No, this is not being done in response to the report being submitted by the CQC. The Acute Stroke Business Case has been in development for over 2 years and the model was agreed in January 2019. The most recent changes are taking place in response to a clinical challenge from national stroke leads, which is based on the clinical and practical experience of delivering hyper acute and acute stroke services in other areas of the country and in other countries.

Any improvements requested by the CQC for Royal Lancaster Infirmary will continue to be put in place, as the proposed new arrangements for acute stroke centres in Lancashire and South Cumbria require staffing and facility enhancements that will not be in place until 2023.

No this is not feasible. The North West Ambulance service have undertaken a travel risk assessment and it takes longer to get to Carlisle, so more patients would lose the opportunity for thrombolysis and thrombectomy.

We utilise the North West air ambulance for transfers to the thrombectomy centres when required from Furness General Hospital.  The air ambulance is only available for daytime hours. The number of transfers for this are minimal at the present time, with around 7 last year and estimated to be around 22 per year over the next 2 years.

Any patient that normally attends FGH and RLI will be included.
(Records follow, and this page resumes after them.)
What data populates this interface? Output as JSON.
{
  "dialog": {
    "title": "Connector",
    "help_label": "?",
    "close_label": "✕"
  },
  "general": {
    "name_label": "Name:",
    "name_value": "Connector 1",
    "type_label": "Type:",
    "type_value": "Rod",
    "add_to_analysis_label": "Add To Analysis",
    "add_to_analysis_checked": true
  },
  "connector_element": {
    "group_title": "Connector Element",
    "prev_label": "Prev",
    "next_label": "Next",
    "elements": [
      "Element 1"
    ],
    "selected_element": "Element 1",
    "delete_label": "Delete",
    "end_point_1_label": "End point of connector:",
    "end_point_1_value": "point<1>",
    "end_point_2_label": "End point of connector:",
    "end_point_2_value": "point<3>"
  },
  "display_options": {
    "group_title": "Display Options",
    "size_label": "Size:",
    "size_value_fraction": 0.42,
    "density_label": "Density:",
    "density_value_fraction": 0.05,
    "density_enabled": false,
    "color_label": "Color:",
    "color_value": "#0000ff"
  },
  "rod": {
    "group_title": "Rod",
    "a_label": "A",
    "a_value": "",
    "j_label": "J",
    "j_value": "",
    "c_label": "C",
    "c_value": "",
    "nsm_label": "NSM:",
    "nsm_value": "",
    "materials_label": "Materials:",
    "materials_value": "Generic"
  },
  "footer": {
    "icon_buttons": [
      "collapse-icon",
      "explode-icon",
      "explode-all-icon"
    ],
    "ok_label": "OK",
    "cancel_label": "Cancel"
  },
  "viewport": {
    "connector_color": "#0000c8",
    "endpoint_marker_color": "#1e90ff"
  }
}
There are transformations all over England, with differing levels of change and complexity. Many small stroke units joined up out of necessity during the pandemic due to staff shortages. There have been a lot of lessons learnt and we have reviewed and evaluated some of them to inform our decision-making processes.

As above, the stroke centres at Kent and Medway NHS had to join together during the pandemic as a necessity.  As part of the judicial review, the judge also ruled that the safety of the patients had not been taken into consideration, only the views of the sites who did not want to give up a service.  As a result, the judge found in favour of the changes.
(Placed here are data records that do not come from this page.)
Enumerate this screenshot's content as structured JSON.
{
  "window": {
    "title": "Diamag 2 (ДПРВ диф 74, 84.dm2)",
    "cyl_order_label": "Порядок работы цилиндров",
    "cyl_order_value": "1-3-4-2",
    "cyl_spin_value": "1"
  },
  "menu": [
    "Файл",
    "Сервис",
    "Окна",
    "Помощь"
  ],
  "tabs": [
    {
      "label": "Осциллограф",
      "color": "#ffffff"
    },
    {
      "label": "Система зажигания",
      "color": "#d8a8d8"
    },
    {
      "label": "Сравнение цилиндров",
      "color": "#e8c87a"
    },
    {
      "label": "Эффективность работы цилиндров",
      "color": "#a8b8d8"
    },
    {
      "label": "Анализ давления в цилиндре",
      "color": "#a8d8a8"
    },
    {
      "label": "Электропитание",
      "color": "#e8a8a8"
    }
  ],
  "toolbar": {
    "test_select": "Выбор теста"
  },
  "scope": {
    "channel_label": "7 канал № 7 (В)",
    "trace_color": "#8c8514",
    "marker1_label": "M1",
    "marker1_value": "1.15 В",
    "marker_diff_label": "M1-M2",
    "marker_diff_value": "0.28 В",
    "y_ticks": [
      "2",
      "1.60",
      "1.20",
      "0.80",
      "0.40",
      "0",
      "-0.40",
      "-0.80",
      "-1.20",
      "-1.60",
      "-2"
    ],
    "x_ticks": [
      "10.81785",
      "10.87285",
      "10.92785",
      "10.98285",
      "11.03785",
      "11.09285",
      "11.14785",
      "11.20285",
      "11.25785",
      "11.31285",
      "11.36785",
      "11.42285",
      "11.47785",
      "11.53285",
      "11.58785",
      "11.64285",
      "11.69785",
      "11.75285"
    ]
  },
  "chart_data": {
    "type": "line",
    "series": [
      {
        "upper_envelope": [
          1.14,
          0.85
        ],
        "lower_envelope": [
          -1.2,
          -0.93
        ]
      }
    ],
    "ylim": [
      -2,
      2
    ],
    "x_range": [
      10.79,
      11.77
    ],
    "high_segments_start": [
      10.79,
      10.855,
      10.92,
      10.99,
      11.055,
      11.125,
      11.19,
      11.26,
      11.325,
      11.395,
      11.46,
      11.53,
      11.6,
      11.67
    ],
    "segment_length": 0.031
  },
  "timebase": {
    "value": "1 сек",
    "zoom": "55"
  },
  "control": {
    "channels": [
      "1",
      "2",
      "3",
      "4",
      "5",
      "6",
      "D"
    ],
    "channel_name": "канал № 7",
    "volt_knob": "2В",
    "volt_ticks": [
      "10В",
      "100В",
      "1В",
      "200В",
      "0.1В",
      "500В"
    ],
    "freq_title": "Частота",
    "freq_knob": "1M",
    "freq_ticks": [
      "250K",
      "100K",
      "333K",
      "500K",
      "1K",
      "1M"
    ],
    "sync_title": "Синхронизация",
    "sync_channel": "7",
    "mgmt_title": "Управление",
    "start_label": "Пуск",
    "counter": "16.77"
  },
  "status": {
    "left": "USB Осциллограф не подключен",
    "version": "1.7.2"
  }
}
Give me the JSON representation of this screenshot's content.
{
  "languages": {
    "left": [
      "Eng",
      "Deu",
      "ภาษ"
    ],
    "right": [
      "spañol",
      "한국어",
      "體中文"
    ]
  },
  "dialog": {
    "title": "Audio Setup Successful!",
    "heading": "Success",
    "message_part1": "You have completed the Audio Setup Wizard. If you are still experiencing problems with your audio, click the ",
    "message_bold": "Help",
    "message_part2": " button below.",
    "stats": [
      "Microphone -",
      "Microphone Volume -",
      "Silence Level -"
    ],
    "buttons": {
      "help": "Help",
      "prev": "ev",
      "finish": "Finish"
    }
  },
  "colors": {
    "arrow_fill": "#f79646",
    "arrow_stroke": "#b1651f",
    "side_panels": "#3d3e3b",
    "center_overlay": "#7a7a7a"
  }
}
The stroke unit at Blackpool had a lot of contingency plans put in place following the incident. It is a safe place for patients to go to and a safe place to work, but ongoing investigations keeps bringing this issue back into the limelight, which causes distrust all over again. Being the third acute stroke centre means that significant service development and improvement is being facilitated.

For patients and their carers/families, we know we are making a difference if they can receive a quick and thorough response at the right time, every time to some simple but vital questions:

  • What has happened to me?
  • What will my life be like now?
  • If I need advice or help, where do I go?
  • How do I access the help?
  • What can I do to help myself/my family member?

Across the Stroke Centres we are monitoring several elements, and this includes:

  • the SSNAP results (the national data used to check the performance of stroke units),
  • the number of stroke patients,
  • how quick they are seen,
  • how quick scan is,
  • how quick they are given treatment,
  • the increase in thrombolysis and thrombectomy rates,
  • the length of stay in hospital,
  • the reduction in inpatient rehabilitation,
  • the number of referrals to community teams,
  • and patient experience outcomes (such as the 5 questions asked above).

These will be permanent changes to the arrangements for providing hyper acute and acute stroke services across Lancashire and South Cumbria.

Stroke patients and their carers and families, together with representatives of the Stroke Association, have been deeply involved in the process for change from the beginning and indeed before any changes were being considered. The Health Overview and Scrutiny Committees of Lancashire and Cumbria considered the consultation with patients and families to be appropriate and proportionate.

However, now that the options have been determined and agreed, a robust wider public engagement process is now being planned which will inform residents of Lancashire and South Cumbria of the enhancements and request feedback on concerns and issues around the implementation of the changes.